Sources told Military.com that the new round includes an exposed steel penetrator that sits on top of a copper slug and is partially encased in a copper jacket. The higher-performing ammo could extend the effective range of an Army rifleman from around 300 yards to around 600 yards.
A 2017 research initiative prompted the Army to go with the 6.8-millimeter round. Current squad weapons fire 5.6-millimeter-diameter rounds such as the M855A1. “That report convinced Army leaders that infantrymen need a round that would penetrate enemy body armor much more effectively than the current M855A1,” Military.com noted.
The 5.56-millimeter round long has been an object of scorn in the U.S. military. “A push in the late 1950s toward a lightweight rifle with lightweight ammunition led to the adoption of the 5.56-millimeter [round], based on the .223 Remington round, typically used for small game or varmint hunting in the United States,” Military Times explained.
At the time, the lightweight, high-velocity rounds were considered more accurate, causing more devastating wounds from the tumbling of the round and fragments, and an effect known as “hydrostatic shock” — though a number of critics have since disputed both assumptions.
By 2002, Army small arms and ballistics researchers were looking at intermediate caliber options after military arms officials began receiving “numerous complaints about the terminal performance” of the standard 5.56-millimeter ammunition used in combat at the time.
It took a decade for that research to produce a program of record for new ammo, which in turn propelled the squad-weapons program.
"If you want to build a new innovative weapon, you start with the ammunition; you don't start with the weapon and try to back into the ammunition -- that is not the most effective means to do it," said Brig. Gen. Anthony Potts, the head of the Army’s Program Executive Office Soldier.
"In the end ... there is no secret, it's all about energy on target,” Potts continued. “So, we have to understand the targets that we are going after, we have to understand how much energy it takes to defeat that target at that distance, and we have to build a system that delivers that."

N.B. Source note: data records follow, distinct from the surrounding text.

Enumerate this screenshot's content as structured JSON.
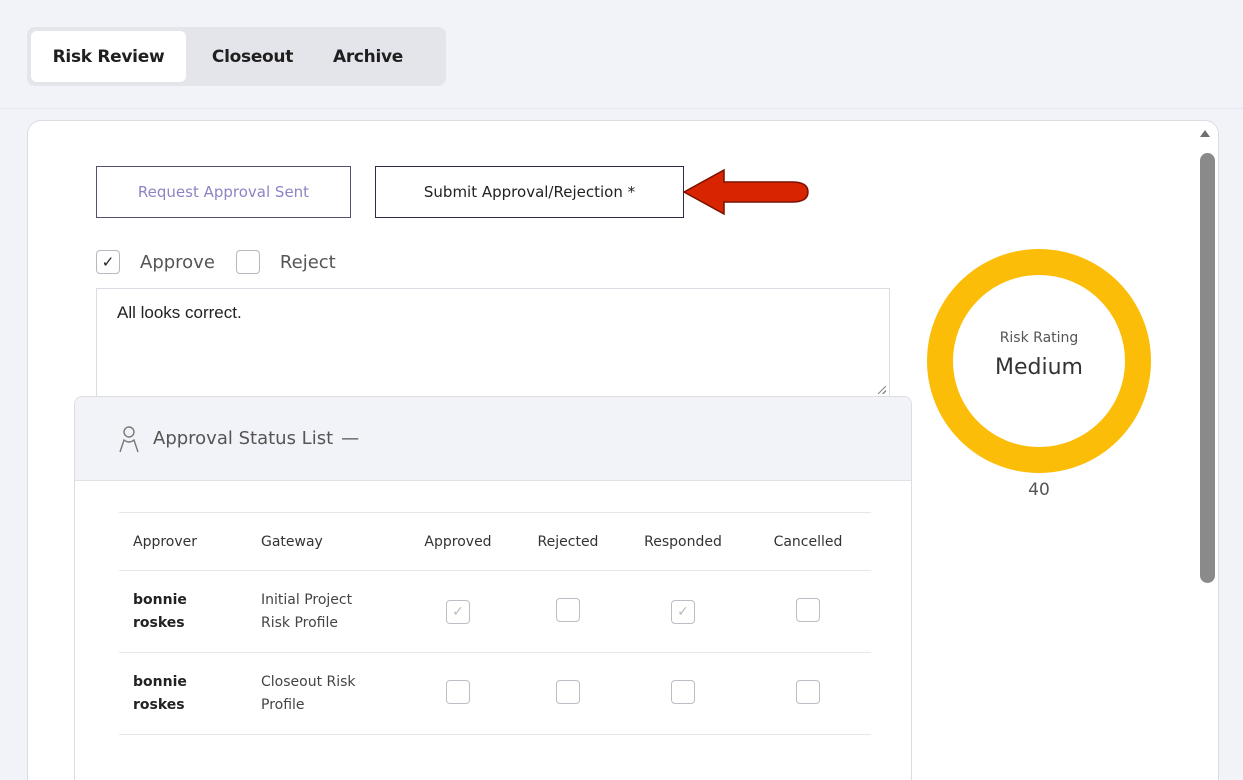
{
  "tabs": [
    {
      "label": "Risk Review",
      "active": true
    },
    {
      "label": "Closeout",
      "active": false
    },
    {
      "label": "Archive",
      "active": false
    }
  ],
  "actions": {
    "request_label": "Request Approval Sent",
    "submit_label": "Submit Approval/Rejection *"
  },
  "decision": {
    "approve_label": "Approve",
    "approve_checked": true,
    "reject_label": "Reject",
    "reject_checked": false,
    "comment_value": "All looks correct."
  },
  "approval_panel": {
    "title": "Approval Status List",
    "collapse_symbol": "—",
    "icon": "user-icon",
    "columns": [
      "Approver",
      "Gateway",
      "Approved",
      "Rejected",
      "Responded",
      "Cancelled"
    ],
    "rows": [
      {
        "approver_first": "bonnie",
        "approver_last": "roskes",
        "gateway_1": "Initial Project",
        "gateway_2": "Risk Profile",
        "approved": true,
        "rejected": false,
        "responded": true,
        "cancelled": false
      },
      {
        "approver_first": "bonnie",
        "approver_last": "roskes",
        "gateway_1": "Closeout Risk",
        "gateway_2": "Profile",
        "approved": false,
        "rejected": false,
        "responded": false,
        "cancelled": false
      }
    ]
  },
  "risk_rating": {
    "label": "Risk Rating",
    "value": "Medium",
    "score": "40",
    "ring_color": "#fbbd08"
  },
  "colors": {
    "annotation_arrow": "#d82400"
  }
}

The Army briefly considered adapting current weapons such as the M4 rifle and Squad Automatic Weapon machine gun to fire the larger round. It’s not clear that such adaptation even would be possible.
“From the start, this ambitious performance goal created concerns in the firearms community — particularly penetrating body armor would require much higher velocities than the M855A1’s … 2,970 feet per second,” Military.com explained. “Higher velocities often come with higher chamber pressures, which can cause premature parts wear and reliability problems over time.”
"Higher pressures in the weapon drive all sorts of unsavory things -- barrel wear … the stresses that go back on the bolt face, extraction [problems], premature part wear -- there's all sorts of unfavorable things higher pressure drives," Dave Stouffer, director of business development for a General Dynamics-led team that is one of three bids on the NGSW program, told Military.com.
The Army plans to produce the new 6.8-millimeter ammo at a factory in Lake City, Missouri. Ammunition-maker Winchester won the contract to run the Lake City plant starting in 2020. The Army plans to select a winning design for the NGSW rifle and machine-gun some time in 2022.
The Marine Corps and U.S. Special Operations Command also could adopt the new guns and ammo.